Seeing Data Blog

Doing ‘The Best’ with Visualisation

by Helen Kennedy • June, 20th 2014

In the social sciences, data can come in many different forms. Census data, interview transcripts, survey results, statistical outputs–these are just some examples of data that social scientists regularly generate, collect, and analyse for a wide range of questions about society. Visualising results, or depicting findings via visual means such as charts and tables, has also been a crucial step in communicating social science to external audiences. But as datasets are getting larger, and researchers are able to access these data for their projects, we have seen even more complex, innovative, and eye-catching visualisations circulate in popular media. This has made me consider a key question: what do we hope to accomplish through visualisation?

This is a question I raised at a recent workshop in Oxford, hosted by the Digital Panopticon Project which seeks to analyse and visualise criminal records from the Old Bailey during 1780-1925. We as researchers aspire to be empirically grounded and analytically rigorous–and this certainly spills over into our visualisation practice where we may strive to create ‘the best’ visualisations. But I wonder what we mean by ‘the best’, and if this ‘best’ varies across different purposes and contexts.

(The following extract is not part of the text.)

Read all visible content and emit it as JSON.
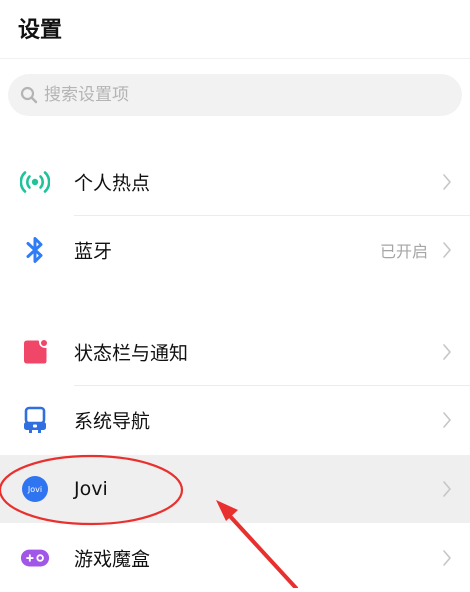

For example, at the Migration Observatory, we are guided by several core principles that stem from our mission to inform all sides of the public debate about international migration. Two of these are comprehensiveness, which means that as far as possible we consider all reliable data sources about as many aspects of migration, and engagement which means that our work aims to be interactive and enables users to answer their own questions using data. These two principles influence the type of visualisations that we have typically reached for since our launch in 2011. We rely upon simple, easily understood line and bar charts to clearly communicate key points about migration flows to the UK using datasets that can be incredibly complicated and unclear. So, in this case, our response to the task of ‘doing the best’ with data visualisation has up to this point taken a certain form that stems directly from our mission to be independent, transparent, and comprehensive.

What lies at the heart of my approach to visualisation as a social scientist is reflexivity–of critical self-evaluation that reflects on current practice. The steps that lie ahead involve asking whether there are other kinds of visualisations of migration data that are more engaging while still being comprehensive and clear. But this is a point that may be relevant for all researchers considering visualising data: given your research questions, mission, and objectives, what are you trying to accomplish with your visualisation?